The study tested the drug, BMS-986165, in 267 patients with plaque psoriasis, Reuters reported. This is a chronic condition that causes dry, red skin lesions covered with silvery scales.
After 12 weeks, between 67 percent and 75 percent of patients given a 3-milligram dose twice daily, or a higher dose, showed reduction on a scale called PASI-75.
This scale is considered the benchmark of main goals for most psoriasis clinical trials.

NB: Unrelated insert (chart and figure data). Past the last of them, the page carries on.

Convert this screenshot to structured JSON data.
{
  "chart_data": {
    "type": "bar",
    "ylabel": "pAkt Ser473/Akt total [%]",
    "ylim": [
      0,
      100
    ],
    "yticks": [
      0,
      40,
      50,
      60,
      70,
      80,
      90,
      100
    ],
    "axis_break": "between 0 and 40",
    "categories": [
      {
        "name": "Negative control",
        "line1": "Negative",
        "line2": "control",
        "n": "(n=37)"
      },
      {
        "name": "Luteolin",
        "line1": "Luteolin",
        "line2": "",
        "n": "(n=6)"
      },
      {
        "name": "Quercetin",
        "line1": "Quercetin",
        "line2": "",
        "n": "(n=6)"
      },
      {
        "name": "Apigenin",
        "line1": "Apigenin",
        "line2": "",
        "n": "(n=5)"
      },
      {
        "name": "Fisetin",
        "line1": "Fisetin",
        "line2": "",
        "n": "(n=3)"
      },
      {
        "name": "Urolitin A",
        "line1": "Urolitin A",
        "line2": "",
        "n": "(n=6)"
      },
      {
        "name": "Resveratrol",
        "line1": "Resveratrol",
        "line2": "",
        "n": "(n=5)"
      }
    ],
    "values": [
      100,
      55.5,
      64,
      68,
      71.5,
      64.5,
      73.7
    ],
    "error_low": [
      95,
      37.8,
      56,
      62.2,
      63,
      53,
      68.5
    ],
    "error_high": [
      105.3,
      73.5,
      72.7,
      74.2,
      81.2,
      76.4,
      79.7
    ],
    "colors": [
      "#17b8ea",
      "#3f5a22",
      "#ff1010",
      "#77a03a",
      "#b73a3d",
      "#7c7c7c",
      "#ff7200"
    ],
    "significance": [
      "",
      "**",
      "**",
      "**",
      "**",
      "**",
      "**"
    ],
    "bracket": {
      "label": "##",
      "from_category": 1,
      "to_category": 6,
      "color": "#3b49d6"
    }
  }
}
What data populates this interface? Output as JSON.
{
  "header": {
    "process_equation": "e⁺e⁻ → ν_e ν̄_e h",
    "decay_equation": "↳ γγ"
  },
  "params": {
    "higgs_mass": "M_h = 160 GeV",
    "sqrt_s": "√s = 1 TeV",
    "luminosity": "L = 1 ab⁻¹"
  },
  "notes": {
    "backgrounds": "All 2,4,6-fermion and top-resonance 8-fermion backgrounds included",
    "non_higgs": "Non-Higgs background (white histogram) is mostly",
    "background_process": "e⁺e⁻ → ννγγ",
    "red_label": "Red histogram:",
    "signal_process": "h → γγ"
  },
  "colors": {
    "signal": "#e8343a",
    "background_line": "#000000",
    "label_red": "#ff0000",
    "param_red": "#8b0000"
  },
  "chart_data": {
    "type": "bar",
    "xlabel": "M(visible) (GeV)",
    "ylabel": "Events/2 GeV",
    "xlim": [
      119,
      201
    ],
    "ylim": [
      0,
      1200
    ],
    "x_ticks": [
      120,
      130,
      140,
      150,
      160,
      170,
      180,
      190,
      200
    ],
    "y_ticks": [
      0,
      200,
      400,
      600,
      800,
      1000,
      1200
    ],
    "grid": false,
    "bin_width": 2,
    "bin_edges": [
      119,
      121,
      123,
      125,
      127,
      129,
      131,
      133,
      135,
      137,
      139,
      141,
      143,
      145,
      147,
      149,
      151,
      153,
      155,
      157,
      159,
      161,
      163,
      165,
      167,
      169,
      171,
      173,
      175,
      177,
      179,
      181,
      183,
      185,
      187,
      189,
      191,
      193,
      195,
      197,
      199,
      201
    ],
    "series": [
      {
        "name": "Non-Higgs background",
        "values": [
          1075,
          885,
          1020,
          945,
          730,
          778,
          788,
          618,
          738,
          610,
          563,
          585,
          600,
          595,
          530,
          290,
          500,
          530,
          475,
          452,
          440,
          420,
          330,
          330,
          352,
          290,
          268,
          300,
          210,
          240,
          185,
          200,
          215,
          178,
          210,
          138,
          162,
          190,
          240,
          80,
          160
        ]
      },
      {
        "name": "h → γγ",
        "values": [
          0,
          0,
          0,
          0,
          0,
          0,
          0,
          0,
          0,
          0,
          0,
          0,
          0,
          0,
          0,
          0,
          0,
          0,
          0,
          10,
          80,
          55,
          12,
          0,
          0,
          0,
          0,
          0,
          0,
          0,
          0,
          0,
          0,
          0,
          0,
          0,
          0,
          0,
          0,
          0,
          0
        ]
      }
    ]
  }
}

It measures the effectiveness of a drug by recording how many patients achieve a reduction in the area affected and severity of their psoriasis.
The PASI-75 scale showed reduction versus 7 percent in the placebo group.
The drug is a tyrosine kinase 2 inhibitor, a class of medicines that work to regulate overactive immune responses that drive autoimmune diseases.
Bristol-Myers said it plans to study the drug’s use in a “wide spectrum of immune-mediated diseases”, saying currently only few oral treatment options are available.
Three cases of serious side effects were reported, but none of those were in patients given the 6-mg and the 12-mg doses, the highest being tested, the company said.
The company is currently enrolling patients for a late-stage trial and also testing BMS-986165 for use in patients with lupus or Crohn’s disease.